I knew that patterning! I had seen it before! I had seen some Acolytes of Crahn use it when a wastelands creature attacked them, it was what people usually called a Soul Cluster, the projection of a Monk's energy and mind, patterned for some specific purpose, usually as a combat familiar. I tensed, waiting for either of them to attack. The enemy monk slumped and fell over, and judging from how he was laying, dead. I turned on the soul cluster because I noticed it still kept pulsing and flying around, long after what others said the Soul Clusters normally live after their casters die.
It suddenly brightened and I flinched, but instead of being attacked, I saw it soar high up into the clouds and floated northwards. The odd behavior of the soul cluster made me give thought to the rumors that I heard from the beggars of Pepper Park. They regaled me with what scraps of information they had in gratitude of the food and money I gave to them in charity.
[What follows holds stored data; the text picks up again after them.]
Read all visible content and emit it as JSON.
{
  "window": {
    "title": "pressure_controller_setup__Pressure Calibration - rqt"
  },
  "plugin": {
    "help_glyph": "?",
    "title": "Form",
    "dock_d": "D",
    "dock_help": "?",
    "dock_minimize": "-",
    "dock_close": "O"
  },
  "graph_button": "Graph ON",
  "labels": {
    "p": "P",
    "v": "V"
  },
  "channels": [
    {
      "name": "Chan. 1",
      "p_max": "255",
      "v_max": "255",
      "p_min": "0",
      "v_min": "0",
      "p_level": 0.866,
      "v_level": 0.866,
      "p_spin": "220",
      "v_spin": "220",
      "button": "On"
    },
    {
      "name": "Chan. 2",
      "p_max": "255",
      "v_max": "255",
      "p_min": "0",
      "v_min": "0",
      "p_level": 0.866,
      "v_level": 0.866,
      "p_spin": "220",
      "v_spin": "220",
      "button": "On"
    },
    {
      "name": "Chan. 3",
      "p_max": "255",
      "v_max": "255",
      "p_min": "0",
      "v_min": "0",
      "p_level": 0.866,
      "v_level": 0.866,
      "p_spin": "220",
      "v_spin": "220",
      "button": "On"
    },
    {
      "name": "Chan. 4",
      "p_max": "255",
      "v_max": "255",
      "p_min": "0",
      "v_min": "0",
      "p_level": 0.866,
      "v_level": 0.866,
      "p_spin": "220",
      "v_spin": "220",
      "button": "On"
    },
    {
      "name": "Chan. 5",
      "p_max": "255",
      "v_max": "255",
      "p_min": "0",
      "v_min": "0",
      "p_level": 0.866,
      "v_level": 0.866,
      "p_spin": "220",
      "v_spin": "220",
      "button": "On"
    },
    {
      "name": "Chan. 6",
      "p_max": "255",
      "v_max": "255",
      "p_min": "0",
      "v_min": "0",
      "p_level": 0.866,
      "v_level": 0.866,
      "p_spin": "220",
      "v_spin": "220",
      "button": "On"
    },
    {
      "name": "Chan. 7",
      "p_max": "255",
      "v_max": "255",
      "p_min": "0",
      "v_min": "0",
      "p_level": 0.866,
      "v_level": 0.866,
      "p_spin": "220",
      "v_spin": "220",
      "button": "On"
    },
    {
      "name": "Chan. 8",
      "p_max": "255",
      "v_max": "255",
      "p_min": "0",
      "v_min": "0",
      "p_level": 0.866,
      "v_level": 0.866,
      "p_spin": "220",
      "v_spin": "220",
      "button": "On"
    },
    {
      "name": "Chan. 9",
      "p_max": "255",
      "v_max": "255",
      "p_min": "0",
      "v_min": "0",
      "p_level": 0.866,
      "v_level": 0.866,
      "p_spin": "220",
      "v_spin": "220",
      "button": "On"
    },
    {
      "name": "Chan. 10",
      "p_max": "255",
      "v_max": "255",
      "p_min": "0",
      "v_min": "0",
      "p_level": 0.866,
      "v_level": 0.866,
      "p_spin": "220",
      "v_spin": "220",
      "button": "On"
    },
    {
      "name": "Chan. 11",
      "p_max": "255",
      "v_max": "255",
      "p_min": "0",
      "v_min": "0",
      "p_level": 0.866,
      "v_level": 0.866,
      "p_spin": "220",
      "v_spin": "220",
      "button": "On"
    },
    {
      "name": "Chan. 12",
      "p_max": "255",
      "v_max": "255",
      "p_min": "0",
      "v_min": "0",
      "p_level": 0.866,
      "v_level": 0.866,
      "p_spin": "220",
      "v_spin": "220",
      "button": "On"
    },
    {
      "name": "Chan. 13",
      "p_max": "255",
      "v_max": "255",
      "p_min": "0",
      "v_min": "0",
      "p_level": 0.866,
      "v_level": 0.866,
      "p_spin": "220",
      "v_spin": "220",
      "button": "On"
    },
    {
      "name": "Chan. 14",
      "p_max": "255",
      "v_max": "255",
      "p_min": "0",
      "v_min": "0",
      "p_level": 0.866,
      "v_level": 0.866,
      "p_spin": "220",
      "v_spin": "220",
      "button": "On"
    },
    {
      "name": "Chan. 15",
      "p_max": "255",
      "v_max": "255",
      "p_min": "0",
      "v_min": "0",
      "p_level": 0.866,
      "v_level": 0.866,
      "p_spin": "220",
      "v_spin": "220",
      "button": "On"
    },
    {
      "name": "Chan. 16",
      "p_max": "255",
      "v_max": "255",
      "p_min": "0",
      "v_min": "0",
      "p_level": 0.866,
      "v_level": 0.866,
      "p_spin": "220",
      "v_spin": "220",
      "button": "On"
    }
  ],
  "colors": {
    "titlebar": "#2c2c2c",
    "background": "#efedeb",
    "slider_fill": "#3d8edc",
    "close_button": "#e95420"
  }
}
The beggars had said they heard from some members of the Acolytes of Crahn that walked out of their Church in Pepper Park Sector Three, speaking between themselves. It seemed that long ago, a team of foolhardy explorers made up of GenTanks had been sent by the PSI Monks. That team had gone into some tunnels they found, in the very far north, near the impassable cliffs, and found things to their detriment. Only three members had come out of that network of tunnels, babbling about bright lights that spat rays that burned with cold fire.
I shuddered a little, feeling that one more addition was arriving to populate those nameless tunnels that harbored death.